Tehran’s stock of uranium enriched to a concentration of 20 per cent doubled to 145kg from 73.7kg in February, according the International Atomic Energy Agency’s quarterly report, released on Friday.

    IAEA inspectors also reported that they had found “the presence of particles” of 27 per cent-enriched uranium at Iran’s Fordow facility. That takes it across the line from low-enriched to high-enriched uranium.

    It is “significantly” above the threshold level, one diplomat familiar with the issue said, adding that a “number” of such particles had been discovered and that further samples were taken earlier this month to see whether the find was confirmed.

    Iran maintained the particles were a result of “technical reasons beyond the operator’s control,” and the Vienna-based agency says it is looking into the matter.

    Uranium enriched over 20 per cent is very close to the 90 per cent level needed for a bomb.

    The IAEA report was released a day after talks between Tehran and the six powers – the US, EU, UK, France, Germany, Russia and China – over the future of Iran’s nuclear programme ended without progress. They will meet again in Moscow on June 18.

    Iran says its production of 20 per cent enriched uranium is aimed at creating medical isotopes for cancer cures. However, western governments say Iran has manufactured a stock of 20 per cent uranium that would more than satisfy this purpose for many years.

    The IAEA also found Iran’s stockpile of uranium enriched to less than 5 per cent grew to 6,232kg from 5,451kg reported in February.

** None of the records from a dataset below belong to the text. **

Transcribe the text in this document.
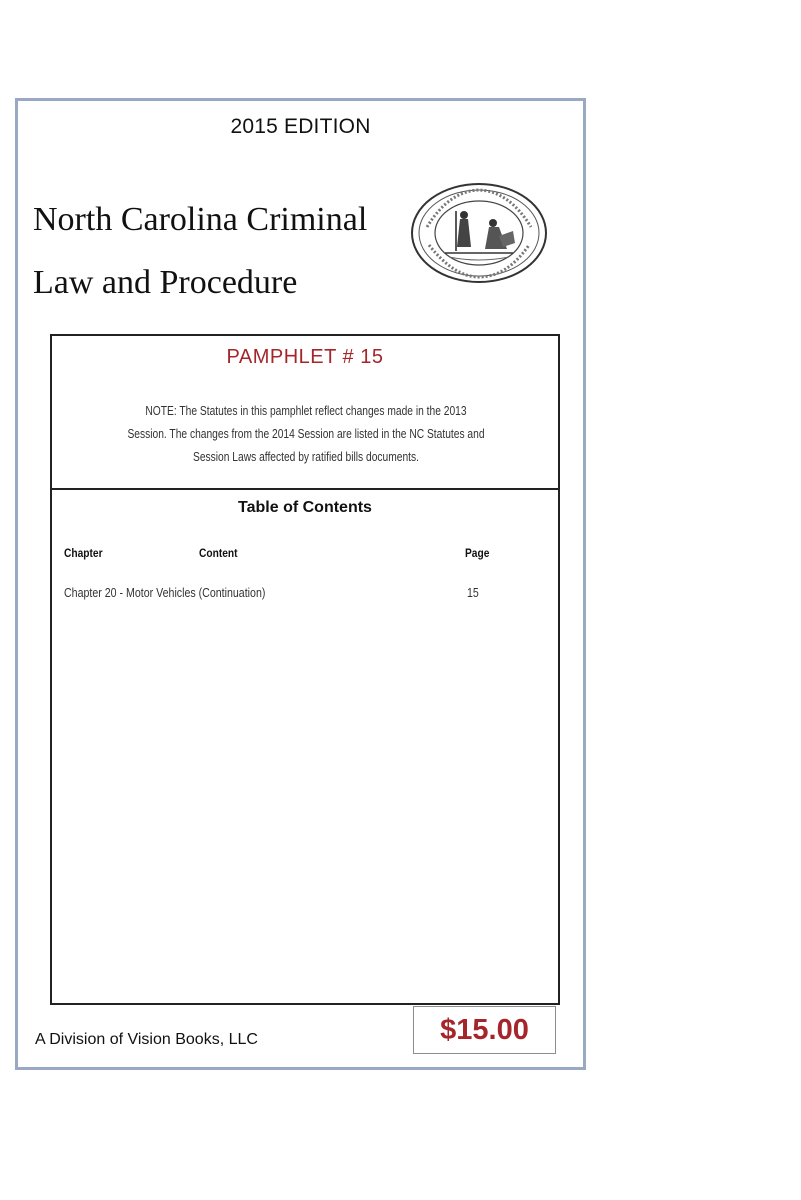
2015 EDITION
North Carolina Criminal
Law and Procedure
PAMPHLET # 15
NOTE: The Statutes in this pamphlet reflect changes made in the 2013
Session. The changes from the 2014 Session are listed in the NC Statutes and
Session Laws affected by ratified bills documents.
Table of Contents
Chapter	Content	Page
Chapter 20 - Motor Vehicles (Continuation)	15
A Division of Vision Books, LLC	$15.00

    The number of centrifuges, the fast-spinning machines that purify the heavy metal, installed at Iran’s fuel-fabrication plant in Natanz, about 300km south of Tehran, rose to 9,330 compared with 9,156 in February. Machines at the Fordo facility, built into the side of a mountain, rose to over 500 from 300 in the last report.

    Although not yet being fed with uranium, the new machines could be used to further expand Iran’s output of uranium enriched to a fissile concentration of 20 per cent, the part of the country’s nuclear programme that most worries the west.

    The agency also said satellite images showed “extensive activities” at the Parchin military complex, south-east of Tehran, which inspectors want to check over suspicions that nuclear weapons-relevant research was done there.

    The “activities” could hamper the IAEA’s inquiry, it said – an allusion to what western diplomats have said may be Iranian efforts to remove incriminating evidence. Iran has denied pursuing a clear weapons capability there or anywhere else.

    The IAEA told Iran in a letter sent this month that it needed “early access” to Parchin, the report said. Iran has repeatedly refused this, maintaining that Parchin is a solely conventional military base beyond the writ of inspectors.

    The IAEA said it had urged Iran to expedite a final agreement to enable inspectors to resume their long-running investigation into suspected nuclear explosive experiments.

    Yukiya Amano, the IAEA chief, had said earlier this week after talks in Tehran that the two sides were close to such a deal although “some differences” remained before it could be sealed.